Miller writes about college football enthusiastically and eloquently — not as mere games, but as “cultural rituals of deep significance.” Though he knows the sport only as a spectator, it’s obvious he bleeds the maize and blue of the University of Michigan. As a young boy, he’s taught by his father to sing the Wolverine fight song, “Hail to the Victors,” and he meets his wife on his way to Michigan Stadium. For his fellow football lovers, The Big Scrum provides a fascinating, detailed look at a nearly forgotten chapter that could easily have robbed them of a tradition that provides so many touchstones in their lives. But, even for those who prefer pigskin to remain on pigs, the book’s vivid character portraits entertainingly recreate a time in America when the forces of Progressivism were attempting to reshape the nation. Miller cites a 1903 editorial from the reliably shrill New York Times, of which the headline, “Two Curable Evils,” best sums up the decibel level. One evil was the lynching of blacks. The other was football.

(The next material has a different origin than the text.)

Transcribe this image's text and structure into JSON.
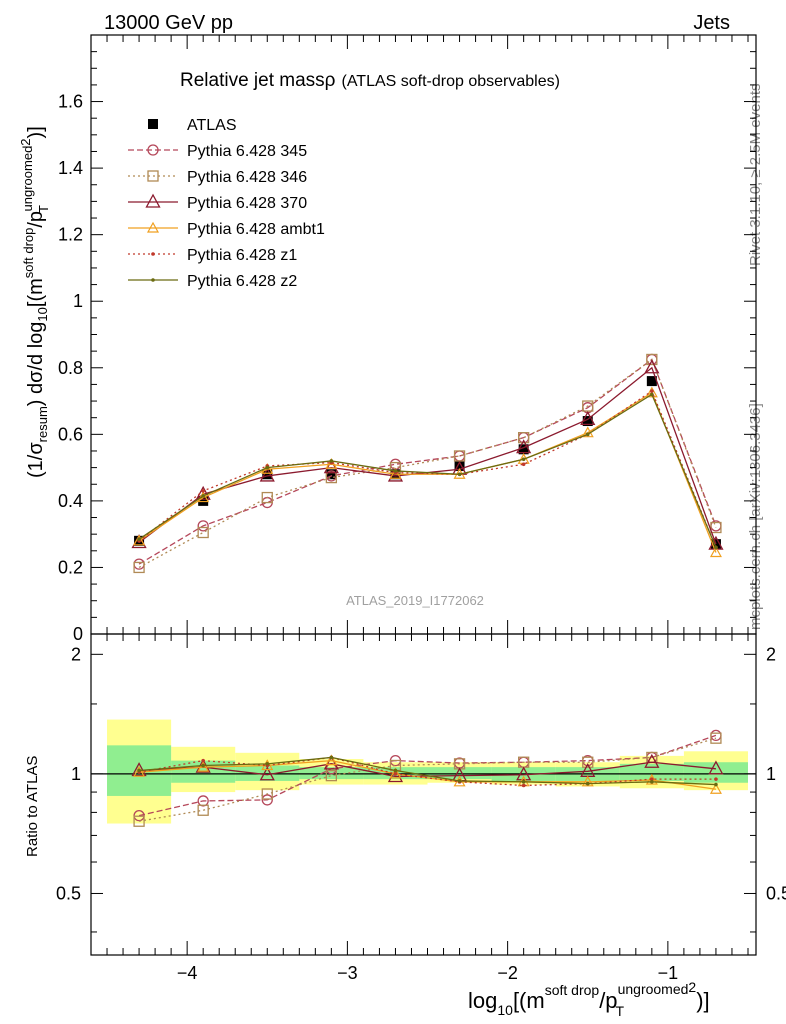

Football began in earnest not long after the Civil War, as a variation of rugby played primarily by young college men. The game — marked by “scrums” (masses of athletes pushing and shoving) — was brutal, and the rules were, to say the least, unsettled, usually decided by the two teams just before each contest. It was touted as a physical activity that would improve a student’s mind and character, but players were not above gouging an eye or snapping a bone while writhing within a tangle of bodies on a muddy field (while wearing no helmets or other protective equipment). The violence and resultant injuries attracted the attention of reformers who saw the risks as unacceptable. For many progressives, abolishing football became as important as instituting an income tax.

At first glance, Theodore Roosevelt seems an unlikely champion of football, as Miller introduces us to a young, frail, sickly boy nicknamed “Teedie” who battles everything from asthma to seasickness. However, after his father confronts him in a fateful — and possibly apocryphal — meeting, at which the elder Roosevelt reportedly announces, “You must make your body. It is hard drudgery to make one’s body, but I know you will do it,” he begins a grueling regimen and develops a growing appreciation for what he comes to call “the doctrine of the strenuous life.” Indeed, once the assassination of William McKinley thrusts Roosevelt into the White House, he takes pains to conceal the extent of his physical activity, fearing Americans might not approve of such a “sporting president.”

We also come to know Walter Chauncey Camp, a player, coach, and sportswriter known as the “father of American football,” who participates in the summit; E. L. Godkin, influential editor of The Nation, who campaigns passionately for the abolition of the game; and Charles W. Eliot, who serves as Harvard’s president for 40 years and is an outspoken opponent of college football. When Eliot, pushing for outright prohibition, claims that no sport can be honorable if it embraces “the barbarous ethics of warfare,” Roosevelt (a Harvard alumnus) shoots back, “I think Harvard will be doing the baby act if she takes any such foolish course as President Eliot advises.”

Infantilism vs. manhood aside, some opponents of football worried the game was damaging to young men’s morals in that it encouraged, and even glorified, cheating and bad sportsmanship. On that point, even TR was forced to agree. Miller writes of a 1905 Harvard-alumni-dinner speech at which President Roosevelt, addressing the growing outrage over football violence, warned, “When the injuries are inflicted by others, either wantonly or of set design, we are confronted by the question not of damage to one man’s body, but of damage to the other man’s character.” The outcry had reached a critical mass, and Roosevelt, champion of Progressives but defender of football, knew he had to act.

Later that year, at his “football summit” with major college coaches, he opens one meeting with a stark assessment: “Football is on trial.” Out of that summit came recommendations for an increased focus on sportsmanship, as well as equipment and rules changes (the most important of which was the forward pass, which opened up the game and reduced the number of injury-producing scrums). While the summit didn’t end the controversy over football, it did dampen the cries for its abolition, thereby buying some time. As the changes in the rules and improvements in equipment had their intended effect, the sport’s popularity continued to grow. There were further efforts to ban football when well-publicized deaths or injuries occurred in subsequent years, but Roosevelt never again insinuated himself into the debate as he had in 1905.

Miller brings life to an era we normally see only through grainy black-and-white film. And, while there’s enough football action and information to please the most fanatical gridiron fan, he avoids getting bogged down in football jargon. Instead, he uses the sport as a window into a tumultuous time in U.S. history. The fact is that much of the debate in the Progressive era remains relevant to today’s Washington, as political leaders have their own scrums over basic philosophical issues. Miller also manages to infuse The Big Scrum with drama and tension, even though the eventual outcome is known to all. After all, football has thrived on the college and professional level to a degree neither Teddy Roosevelt nor any of his contemporaries could have imagined.

Still, the controversy over its violence continues. The NCAA and NFL struggle to address ongoing concerns over injuries as athletes become larger, stronger, and faster. New rules are instituted annually in an attempt to make the game safer for its players, most recently in the area of helmet-to-helmet contact. But no matter how these safety issues work themselves out, football will continue to be played. If the Progressives couldn’t knock it out of bounds, who can?